对当前治疗方案(如放射治疗)产生耐药性仍是肿瘤学领域的一个主要问题,其可能由凋亡程序缺陷引起。由于凋亡抑制蛋白(IAPs)在许多肿瘤中高表达,通过抑制半胱天冬酶在凋亡机制的核心部位阻断凋亡,因此对IAPs进行治疗性调控可能针对耐药性的一个关键控制点。在此,我们首次报道全长或成熟的第二线粒体来源的半胱天冬酶激活剂(Smac),一种IAPs的抑制剂,能显著增强γ射线诱导的神经母细胞瘤、胶质母细胞瘤或胰腺癌细胞的凋亡并降低其克隆形成存活率。值得注意的是,Smac对γ射线照射后的DNA损伤/DNA修复、核因子κB的激活、p53和p21蛋白的上调或细胞周期阻滞均无影响,这表明Smac并未改变初始损伤和/或细胞应激反应。Smac增强了γ射线照射后半胱天冬酶-2、半胱天冬酶-3、半胱天冬酶-8和半胱天冬酶-9的激活、线粒体膜电位的丧失以及细胞色素c的释放。
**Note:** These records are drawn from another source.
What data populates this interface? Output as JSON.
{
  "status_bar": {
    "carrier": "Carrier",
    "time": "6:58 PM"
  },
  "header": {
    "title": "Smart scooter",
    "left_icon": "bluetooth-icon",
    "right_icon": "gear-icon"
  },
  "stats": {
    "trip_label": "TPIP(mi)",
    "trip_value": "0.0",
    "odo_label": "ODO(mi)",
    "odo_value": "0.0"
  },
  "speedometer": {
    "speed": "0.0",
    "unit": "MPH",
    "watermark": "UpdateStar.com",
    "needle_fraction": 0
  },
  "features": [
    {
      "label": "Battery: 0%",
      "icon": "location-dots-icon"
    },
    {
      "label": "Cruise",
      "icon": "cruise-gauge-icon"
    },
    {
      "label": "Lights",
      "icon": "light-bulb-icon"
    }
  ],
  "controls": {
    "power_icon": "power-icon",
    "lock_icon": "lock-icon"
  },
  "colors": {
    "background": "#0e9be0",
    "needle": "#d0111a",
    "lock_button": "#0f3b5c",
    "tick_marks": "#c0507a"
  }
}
抑制半胱天冬酶也阻断了γ射线诱导的线粒体扰动,表明Smac促进了半胱天冬酶的激活,进而触发了线粒体放大环。有趣的是,广泛的半胱天冬酶抑制剂N-苄氧羰基-Val-Ala-Asp-氟甲基酮或相对选择性的半胱天冬酶-2抑制剂N-苄氧羰基-Val-Asp-Val-Ala-Asp-氟甲基酮能完全阻断线粒体扰动,而半胱天冬酶-8或半胱天冬酶-3抑制剂仅抑制Smac提供的线粒体膜电位的增加下降,这表明γ射线照射后半胱天冬酶-2在线粒体上游起作用。总之,我们的研究结果提供了证据,表明靶向IAPs(如通过Smac激动剂)是提高人类癌症放射敏感性的一种有前景的策略。